I'm agnostic, but let's assume for the moment that God does, in fact, exist. Then calling an obscure mark on a viaduct a miracle should just be mortally insulting to Him. Here's the deal with God, you morons: God is mind-blowingly awesomely phenomenally powerful. In fact, He's so great that even that description is lacking. Words fail to describe how amazing God is; in Hebrew, it's sacrilege to even muster a mortal pronunciation of God's name. God could, just as a trivial example, make the word peace spontaneously appear in gold glitter on Dick Cheney's office desk. He could put an immediate end to the civil war in Zaire. Calling a salt stain on a wall a miracle is like... remember that Best Buy commercial where the middle-aged white collar guy imagines himself in Rocky III knocking out Mr. T in the ring? It's like that, only a put-down a trillion times worse.

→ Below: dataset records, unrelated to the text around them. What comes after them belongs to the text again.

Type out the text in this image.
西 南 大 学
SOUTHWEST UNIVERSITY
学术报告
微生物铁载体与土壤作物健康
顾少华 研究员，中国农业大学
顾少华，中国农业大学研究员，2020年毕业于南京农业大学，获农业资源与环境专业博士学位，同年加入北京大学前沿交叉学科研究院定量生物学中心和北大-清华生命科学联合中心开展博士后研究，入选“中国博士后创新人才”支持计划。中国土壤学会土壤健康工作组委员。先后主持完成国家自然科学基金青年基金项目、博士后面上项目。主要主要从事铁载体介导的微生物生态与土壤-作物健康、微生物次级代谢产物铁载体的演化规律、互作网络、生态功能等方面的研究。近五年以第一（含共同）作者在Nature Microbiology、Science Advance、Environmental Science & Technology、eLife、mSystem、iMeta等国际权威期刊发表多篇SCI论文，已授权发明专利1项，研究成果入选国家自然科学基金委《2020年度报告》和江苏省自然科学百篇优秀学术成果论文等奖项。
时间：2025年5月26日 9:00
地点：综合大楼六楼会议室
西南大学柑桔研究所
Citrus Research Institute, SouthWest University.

Imagine what a better place the world would be if people diverted all the time and energy and money they put into the pope's funeral and the Terri Schiavo case and now the Virgin Mary wall stain towards helping other people. I think Jesus would like that. Just a hunch.

Now, you might argue that it really isn't hurting anybody to come pray by the image of the Virgin Mary. You might say that it reinforces people's faith and gives them hope. You'd be wrong. You'd make a pretty rational argument, but you'd still be wrong.

There was, for instance, a woman interviewed on CNN who stopped by to pray at the makeshift shrine before having a biopsy for a lump in her breast. The odds of it being cancer were "only" twenty percent. Good for her. But the odds would have been the same Virgin Mary or not.

What should give her hope is the promise of a cure for cancer thanks to stem cell research, which I would be surprised if she finds abhorrent. Or how about a national health insurance plan, so people can be treated without having to declare bankrupcy... which by the way you can no longer do, since those hypocrites in Congress who are quick to drop Jesus' name when they're rallying their fundamentalist base just sided with the usury lobby passing a bill to indenture folks who've fallen on hard times to the credit card industry. I'm sure Satan would be proud, Mr. DeLay.